39 // Mengambil Alih Kendali

1.6K 257 13
                                    

KELAS copperplate calligraphy di Elysian esok hari adalah kelas terakhir yang Aufi gelar di Bandung. Kenyataan tersebut membuatnya lebih emosional. Entah sudah berapa kali dia menyambar, lalu menaruh ponsel di meja; menahan dorongan meminta bantuan pada Zeke atau Bella. Biasanya Aufi menangani suplai kaligrafi sendirian walau jumlah pesertanya membludak.

Isi kepalanya tak kalah semrawut. Kemarin, saat menjenguk Dev, dia berjanji pada Ethan akan mengembalikan jaket denimnya. Sikap pria itu tetap dingin dan sinis—Aufi tidak bisa menyalahkan perubahan itu. Selain itu, dia dan Jenna secara berkala bertukar kabar. Pesan terakhir yang dikirim perempuan tersebut kurang bagus.

Martha dan Luddy bertengkar. Nama kamu disebut beberapa kali.

Luddy belum mengabari apa pun; seakan-akan memperkuat kebenaran berita tadi.

Aufi mengempaskan diri ke sofa; mengatur napas agar pikirannya tenang. Terus bergantung pada bantuan Jenna maupun Luddy tidak akan menolongnya. Dia harus punya pijakan sendiri.

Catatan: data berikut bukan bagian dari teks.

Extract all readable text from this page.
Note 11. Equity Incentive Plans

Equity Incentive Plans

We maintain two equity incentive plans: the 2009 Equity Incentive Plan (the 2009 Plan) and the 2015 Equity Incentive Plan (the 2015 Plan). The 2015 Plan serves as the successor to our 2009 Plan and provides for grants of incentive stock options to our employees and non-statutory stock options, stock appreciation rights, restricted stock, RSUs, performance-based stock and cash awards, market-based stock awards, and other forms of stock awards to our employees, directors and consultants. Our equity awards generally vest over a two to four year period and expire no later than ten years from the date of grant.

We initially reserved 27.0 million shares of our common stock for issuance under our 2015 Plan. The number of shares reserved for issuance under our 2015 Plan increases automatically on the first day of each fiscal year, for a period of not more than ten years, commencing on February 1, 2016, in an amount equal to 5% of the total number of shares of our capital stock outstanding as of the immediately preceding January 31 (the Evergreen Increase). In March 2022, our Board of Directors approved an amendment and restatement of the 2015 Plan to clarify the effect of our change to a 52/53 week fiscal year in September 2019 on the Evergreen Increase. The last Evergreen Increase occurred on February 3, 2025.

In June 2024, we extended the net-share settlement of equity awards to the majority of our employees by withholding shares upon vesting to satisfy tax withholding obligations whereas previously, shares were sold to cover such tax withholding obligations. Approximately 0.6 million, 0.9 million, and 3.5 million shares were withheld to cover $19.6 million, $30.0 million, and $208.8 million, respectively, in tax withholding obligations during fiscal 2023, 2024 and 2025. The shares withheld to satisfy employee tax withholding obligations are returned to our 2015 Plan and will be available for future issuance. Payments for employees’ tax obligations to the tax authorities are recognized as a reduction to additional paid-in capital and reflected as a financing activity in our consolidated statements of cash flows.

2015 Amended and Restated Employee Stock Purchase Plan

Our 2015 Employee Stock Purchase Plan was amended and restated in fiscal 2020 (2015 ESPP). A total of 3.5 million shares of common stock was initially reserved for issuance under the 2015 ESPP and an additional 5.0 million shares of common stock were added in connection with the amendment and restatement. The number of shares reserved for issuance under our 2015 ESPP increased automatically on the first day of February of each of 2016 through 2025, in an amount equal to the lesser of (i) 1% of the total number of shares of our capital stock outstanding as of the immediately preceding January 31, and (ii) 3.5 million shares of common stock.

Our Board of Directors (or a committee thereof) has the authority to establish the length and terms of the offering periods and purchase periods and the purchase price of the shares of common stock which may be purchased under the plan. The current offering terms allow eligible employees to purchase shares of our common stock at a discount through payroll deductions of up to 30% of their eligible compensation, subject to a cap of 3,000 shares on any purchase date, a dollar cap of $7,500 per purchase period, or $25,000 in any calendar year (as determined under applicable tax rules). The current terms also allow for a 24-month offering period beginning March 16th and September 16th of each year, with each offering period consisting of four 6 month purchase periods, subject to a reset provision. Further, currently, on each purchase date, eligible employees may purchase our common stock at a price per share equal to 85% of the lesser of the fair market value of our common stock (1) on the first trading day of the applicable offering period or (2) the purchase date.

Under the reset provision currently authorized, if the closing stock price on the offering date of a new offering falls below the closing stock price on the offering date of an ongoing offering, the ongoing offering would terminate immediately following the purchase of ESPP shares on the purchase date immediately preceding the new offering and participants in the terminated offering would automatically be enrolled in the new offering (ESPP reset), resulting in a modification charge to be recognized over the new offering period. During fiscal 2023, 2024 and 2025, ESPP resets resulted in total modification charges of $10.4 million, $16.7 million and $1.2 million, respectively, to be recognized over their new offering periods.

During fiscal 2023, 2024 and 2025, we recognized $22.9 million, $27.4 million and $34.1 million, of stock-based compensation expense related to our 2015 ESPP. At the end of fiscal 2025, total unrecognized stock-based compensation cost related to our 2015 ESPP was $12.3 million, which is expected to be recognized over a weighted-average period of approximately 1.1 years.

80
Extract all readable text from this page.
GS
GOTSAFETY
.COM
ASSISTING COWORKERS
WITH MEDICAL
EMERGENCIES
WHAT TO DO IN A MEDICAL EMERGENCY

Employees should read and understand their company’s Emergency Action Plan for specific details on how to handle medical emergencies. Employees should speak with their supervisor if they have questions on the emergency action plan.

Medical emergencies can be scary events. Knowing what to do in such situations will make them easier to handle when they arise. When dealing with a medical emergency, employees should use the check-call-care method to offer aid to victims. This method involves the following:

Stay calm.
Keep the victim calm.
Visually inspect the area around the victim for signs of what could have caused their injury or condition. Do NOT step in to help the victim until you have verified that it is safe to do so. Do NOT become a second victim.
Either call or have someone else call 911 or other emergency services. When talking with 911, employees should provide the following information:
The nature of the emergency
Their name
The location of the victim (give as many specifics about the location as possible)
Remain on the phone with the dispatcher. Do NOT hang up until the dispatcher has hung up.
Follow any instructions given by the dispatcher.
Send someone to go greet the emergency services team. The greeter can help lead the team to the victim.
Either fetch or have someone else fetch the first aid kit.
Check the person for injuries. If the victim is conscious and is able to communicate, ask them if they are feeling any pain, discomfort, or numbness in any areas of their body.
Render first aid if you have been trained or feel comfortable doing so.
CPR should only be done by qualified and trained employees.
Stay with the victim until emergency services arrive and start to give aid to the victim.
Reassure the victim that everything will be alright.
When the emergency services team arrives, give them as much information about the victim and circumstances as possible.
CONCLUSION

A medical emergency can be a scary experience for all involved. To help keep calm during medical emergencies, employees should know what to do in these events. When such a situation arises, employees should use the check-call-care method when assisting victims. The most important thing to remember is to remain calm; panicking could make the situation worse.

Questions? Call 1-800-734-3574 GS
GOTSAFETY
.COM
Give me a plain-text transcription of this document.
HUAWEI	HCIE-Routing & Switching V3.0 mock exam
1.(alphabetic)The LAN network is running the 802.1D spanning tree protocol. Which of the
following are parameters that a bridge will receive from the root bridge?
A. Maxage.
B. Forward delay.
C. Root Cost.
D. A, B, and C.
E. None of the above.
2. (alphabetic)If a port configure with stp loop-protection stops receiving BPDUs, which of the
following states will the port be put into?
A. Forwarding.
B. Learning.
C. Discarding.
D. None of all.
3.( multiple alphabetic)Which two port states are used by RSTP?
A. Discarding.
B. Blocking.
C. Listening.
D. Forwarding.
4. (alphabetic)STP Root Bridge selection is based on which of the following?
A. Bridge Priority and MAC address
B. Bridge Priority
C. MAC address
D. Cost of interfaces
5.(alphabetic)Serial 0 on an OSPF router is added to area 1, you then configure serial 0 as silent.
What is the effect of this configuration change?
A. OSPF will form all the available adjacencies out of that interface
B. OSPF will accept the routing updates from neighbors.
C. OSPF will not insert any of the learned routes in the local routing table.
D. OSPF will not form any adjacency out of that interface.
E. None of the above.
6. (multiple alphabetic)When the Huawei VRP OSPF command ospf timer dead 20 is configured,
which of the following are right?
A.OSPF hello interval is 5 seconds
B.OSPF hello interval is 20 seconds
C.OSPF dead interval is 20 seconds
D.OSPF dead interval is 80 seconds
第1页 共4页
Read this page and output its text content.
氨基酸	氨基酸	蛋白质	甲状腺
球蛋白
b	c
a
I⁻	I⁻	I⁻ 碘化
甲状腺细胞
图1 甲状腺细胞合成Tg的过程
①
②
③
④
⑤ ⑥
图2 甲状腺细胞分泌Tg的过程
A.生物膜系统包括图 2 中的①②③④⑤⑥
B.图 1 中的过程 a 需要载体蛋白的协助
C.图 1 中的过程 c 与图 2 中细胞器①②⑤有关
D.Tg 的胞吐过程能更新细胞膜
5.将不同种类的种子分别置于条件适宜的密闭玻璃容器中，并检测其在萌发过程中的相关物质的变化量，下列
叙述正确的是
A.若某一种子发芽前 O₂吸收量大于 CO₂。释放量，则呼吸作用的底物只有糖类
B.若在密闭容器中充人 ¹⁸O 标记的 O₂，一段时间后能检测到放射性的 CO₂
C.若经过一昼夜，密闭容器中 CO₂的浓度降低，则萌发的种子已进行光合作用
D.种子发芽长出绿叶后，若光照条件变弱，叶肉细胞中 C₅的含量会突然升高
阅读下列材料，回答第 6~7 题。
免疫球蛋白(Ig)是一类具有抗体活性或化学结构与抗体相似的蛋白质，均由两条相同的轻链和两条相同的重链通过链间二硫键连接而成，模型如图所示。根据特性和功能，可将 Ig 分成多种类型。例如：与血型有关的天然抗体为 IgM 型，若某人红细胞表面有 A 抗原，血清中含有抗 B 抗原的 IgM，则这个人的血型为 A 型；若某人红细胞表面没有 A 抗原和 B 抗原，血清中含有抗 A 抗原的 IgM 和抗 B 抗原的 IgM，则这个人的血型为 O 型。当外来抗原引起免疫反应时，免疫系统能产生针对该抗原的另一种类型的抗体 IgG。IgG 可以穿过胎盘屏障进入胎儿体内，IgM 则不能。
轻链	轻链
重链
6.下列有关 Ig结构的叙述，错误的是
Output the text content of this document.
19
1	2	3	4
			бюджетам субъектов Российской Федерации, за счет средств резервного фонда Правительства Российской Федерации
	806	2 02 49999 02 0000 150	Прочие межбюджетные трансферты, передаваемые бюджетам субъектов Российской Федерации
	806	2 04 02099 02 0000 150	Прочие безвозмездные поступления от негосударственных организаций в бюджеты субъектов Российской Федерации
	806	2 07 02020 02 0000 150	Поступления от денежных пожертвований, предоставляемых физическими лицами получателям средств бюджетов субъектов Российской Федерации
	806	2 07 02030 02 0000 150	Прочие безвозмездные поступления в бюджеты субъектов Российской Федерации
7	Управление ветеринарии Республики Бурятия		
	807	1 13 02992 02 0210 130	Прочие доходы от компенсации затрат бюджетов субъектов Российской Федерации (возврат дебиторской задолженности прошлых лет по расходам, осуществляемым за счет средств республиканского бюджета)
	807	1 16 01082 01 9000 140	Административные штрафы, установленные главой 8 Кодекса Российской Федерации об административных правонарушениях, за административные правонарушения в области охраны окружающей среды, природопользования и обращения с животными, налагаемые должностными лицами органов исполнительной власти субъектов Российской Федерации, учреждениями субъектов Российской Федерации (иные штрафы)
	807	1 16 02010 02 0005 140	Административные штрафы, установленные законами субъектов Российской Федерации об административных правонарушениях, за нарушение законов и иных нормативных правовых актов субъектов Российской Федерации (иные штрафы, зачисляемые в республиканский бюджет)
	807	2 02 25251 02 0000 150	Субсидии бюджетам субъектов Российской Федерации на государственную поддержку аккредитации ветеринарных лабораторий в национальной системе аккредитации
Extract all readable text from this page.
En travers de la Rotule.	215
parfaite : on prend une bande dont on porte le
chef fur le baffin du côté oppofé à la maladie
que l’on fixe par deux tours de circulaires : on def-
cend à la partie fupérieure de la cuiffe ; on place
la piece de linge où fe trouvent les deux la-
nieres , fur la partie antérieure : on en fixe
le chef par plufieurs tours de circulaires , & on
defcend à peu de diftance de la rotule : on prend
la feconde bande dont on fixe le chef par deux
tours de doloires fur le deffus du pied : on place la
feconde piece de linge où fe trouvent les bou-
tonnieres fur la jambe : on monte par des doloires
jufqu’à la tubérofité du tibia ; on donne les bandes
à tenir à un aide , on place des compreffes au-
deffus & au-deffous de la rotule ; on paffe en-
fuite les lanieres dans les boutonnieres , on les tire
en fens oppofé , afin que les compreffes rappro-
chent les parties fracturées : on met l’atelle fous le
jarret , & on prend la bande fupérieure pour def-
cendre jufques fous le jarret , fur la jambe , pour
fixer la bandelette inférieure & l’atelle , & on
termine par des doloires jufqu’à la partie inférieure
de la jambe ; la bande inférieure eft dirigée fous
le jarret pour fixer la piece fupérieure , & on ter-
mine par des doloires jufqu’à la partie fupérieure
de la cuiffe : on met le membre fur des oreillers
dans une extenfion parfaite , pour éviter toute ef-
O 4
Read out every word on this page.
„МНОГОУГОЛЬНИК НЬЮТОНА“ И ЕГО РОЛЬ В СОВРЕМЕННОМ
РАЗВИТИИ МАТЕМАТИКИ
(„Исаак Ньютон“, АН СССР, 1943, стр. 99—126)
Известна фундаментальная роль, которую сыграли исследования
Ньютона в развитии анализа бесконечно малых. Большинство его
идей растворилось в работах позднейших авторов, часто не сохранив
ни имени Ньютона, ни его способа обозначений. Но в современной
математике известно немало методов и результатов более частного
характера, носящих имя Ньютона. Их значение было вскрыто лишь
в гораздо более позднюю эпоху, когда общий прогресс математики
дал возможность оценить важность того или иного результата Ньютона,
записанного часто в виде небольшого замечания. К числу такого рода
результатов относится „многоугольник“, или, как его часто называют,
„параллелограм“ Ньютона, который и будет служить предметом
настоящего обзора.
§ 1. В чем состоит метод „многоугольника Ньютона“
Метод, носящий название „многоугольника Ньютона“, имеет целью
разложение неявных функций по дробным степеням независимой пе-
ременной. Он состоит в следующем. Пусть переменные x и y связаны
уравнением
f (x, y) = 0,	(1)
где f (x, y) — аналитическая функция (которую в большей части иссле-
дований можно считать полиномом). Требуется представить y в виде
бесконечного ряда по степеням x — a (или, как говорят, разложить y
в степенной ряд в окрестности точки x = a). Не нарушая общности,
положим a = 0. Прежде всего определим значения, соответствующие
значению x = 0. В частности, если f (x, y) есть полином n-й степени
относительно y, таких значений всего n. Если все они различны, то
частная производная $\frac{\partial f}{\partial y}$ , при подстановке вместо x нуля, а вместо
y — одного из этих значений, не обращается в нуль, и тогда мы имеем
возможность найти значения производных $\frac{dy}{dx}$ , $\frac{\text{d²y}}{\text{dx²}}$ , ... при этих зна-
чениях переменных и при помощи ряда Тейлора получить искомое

Bunyi pagar terbuka serta-merta mengaktifkan kewaspadaan Aufi. Siapa yang bertamu sepagi ini? Seraya merapikan rok dress, gadis itu bergegas ke pintu utama. Begitu pintu diketuk, Aufi memasang senyum dan menarik handle untuk menyambut sang tamu.

"Selamat pa...gi."

Secepat ini.

Secepat ini Aufi harus berhadapan dengan Martha.

*

Pagi itu, selepas bercinta dengan Luddy, Aufi terbangun dalam gelombang aneh yang membungkus tubuhnya. Ada yang terlepas. Terbebas. Apa yang menahannya sekuat itu?

"Ketakutan-ketakutan tak berdasar," Luddy menjawab kala Aufi mengungkapkan sensasi ganjil tersebut. "Kamu punya kekuatan dan keberanian besar yang, sayangnya, tertahan ketakutan-ketakutan tadi."

"Umh, kamu enggak suka?"

Luddy memeluk Aufi dari belakang dan mencium pundaknya. "Justru hal itu yang bikin kamu semakin bernilai. Gunakan itu sebagai senjata dan aku jamin enggak akan ada yang berani mengontrolmu lagi."

Saran Luddy menempel kuat dalam ingatan Aufi hingga detik ini. Kesiagaan gadis itu lantas naik saat menyadari Martha datang tanpa kantung belanja. Ada tujuan lain, tetapi Aufi perlu strategi untuk mengungkitnya. Dipersilakannya Martha masuk dan perempuan itu, alih-alih ke dapur, berjalan ke ruang kerja Aufi.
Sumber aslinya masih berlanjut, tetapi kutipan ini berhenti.